1) I haven't found any thing in the literature with a similar description to what I am doing with my time-domain method. Am I doing something completely unnecessary here? Is our method valid or just arbitrary? Should I just focus on doing FFT processing? This method makes sense to me, but I cannot back up this method with any relevant literature.

2) Because the time series of extracted frequencies using my FFT method is somewhat noisy, I am leaning towards moving forward with my time-domain method, making my first question more pressing to justify because we would like to publish these results.

3) I'd be happy to hear thoughts on either of these algorithms

Thanks!

• A more popular time domain method is the zero crossing method. Less computations involved and more robust that peak finding especially with even harmonics and noise. You could simply count the number of rising zero crossings and estimate your frequency
– Ben
Feb 20, 2018 at 21:04
• I had not heard about the zero crossings method. I'll look into that. Thanks @Ben!
– Dom
Feb 20, 2018 at 21:58
• There might be one or two problems with the approaches, can you please talk a little bit more about: Are you looking at evaluating the amplitude of a specific frequency or range of frequencies? How long does your bandpass turn out to be and what type is it? When you say that you run the "cross-correlation", do you mean that you effectively get the auto-correlation of your signal? Otherwise, what are you cross correlating it with? How long is the FFT? When you say 0.05, is that percentage or absolute difference in power? What exactly is the signal? Natural? Man-made?
– A_A
Feb 21, 2018 at 6:18
• see benjamin kedem's text or papers for clear discussions on time series analysis of zero crossings. His text is " TIme Series Analysis By Higher Order Crossings". Apr 5, 2018 at 16:57
• @Dom, Could you please review my answer? If it fits you, could you please mark it?
– Royi
Oct 20, 2022 at 16:41

You basically have a slowly changing Sine signal where the parameter which changes is its frequency.

The right approach in my opinion would be to use Frequency Modulation processing of the signal.
Since you are dealing with really low frequencies yet your observation period is long you should be OK and have good results.

There are many solutions to this problem by Fourier Analysis on input spectrum, oversample ratio and number of data points. Matlab, Excel: custom histogram, Audacity, other....

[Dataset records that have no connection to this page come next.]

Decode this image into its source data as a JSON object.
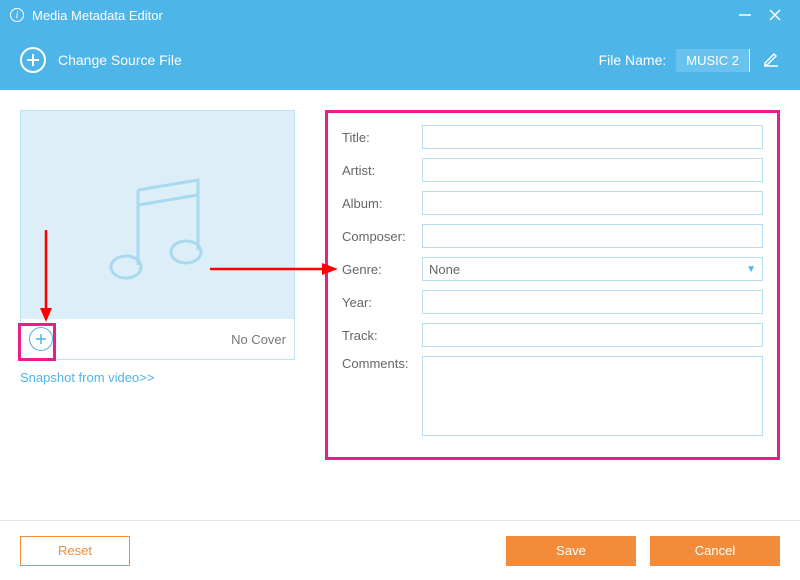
{
  "window": {
    "title": "Media Metadata Editor"
  },
  "toolbar": {
    "change_source": "Change Source File",
    "filename_label": "File Name:",
    "filename_value": "MUSIC 2"
  },
  "cover": {
    "no_cover": "No Cover",
    "snapshot_link": "Snapshot from video>>"
  },
  "form": {
    "title_label": "Title:",
    "artist_label": "Artist:",
    "album_label": "Album:",
    "composer_label": "Composer:",
    "genre_label": "Genre:",
    "genre_value": "None",
    "year_label": "Year:",
    "track_label": "Track:",
    "comments_label": "Comments:",
    "title_value": "",
    "artist_value": "",
    "album_value": "",
    "composer_value": "",
    "year_value": "",
    "track_value": "",
    "comments_value": ""
  },
  "footer": {
    "reset": "Reset",
    "save": "Save",
    "cancel": "Cancel"
  }
}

But let me show you how I generated this plot using the Windows\Media\Windows Critical Stop.wav .

open file {select type}
select all {signal waveform}
Effects > Paulstretch {factor=100,resolution = 0.005 s}
Effects > BassandTreble {Bass=0,Treble=-20dB repeated 4x (200Hz)}
Analyze > Plot Spectrum { Spectrum, Welch window , size=65536 (max), log f} zoom window, scroll up

Any questions?

When it comes to signal processing, garbage in, garbage out unless you match filter to spectral input and have high SNR data and capture digitizing methods.

By time stretching by 100x factor and 200Hz LPF, I shifted spectrum down to <500Hz at 20dB noise bandwidth with SNR >> 40dB. Choice of filter depends on desired group Delay specs and BW edge peaking or ripple factors. Bessel is often best due to lowest Q, unless strong adjacent spectrum interference.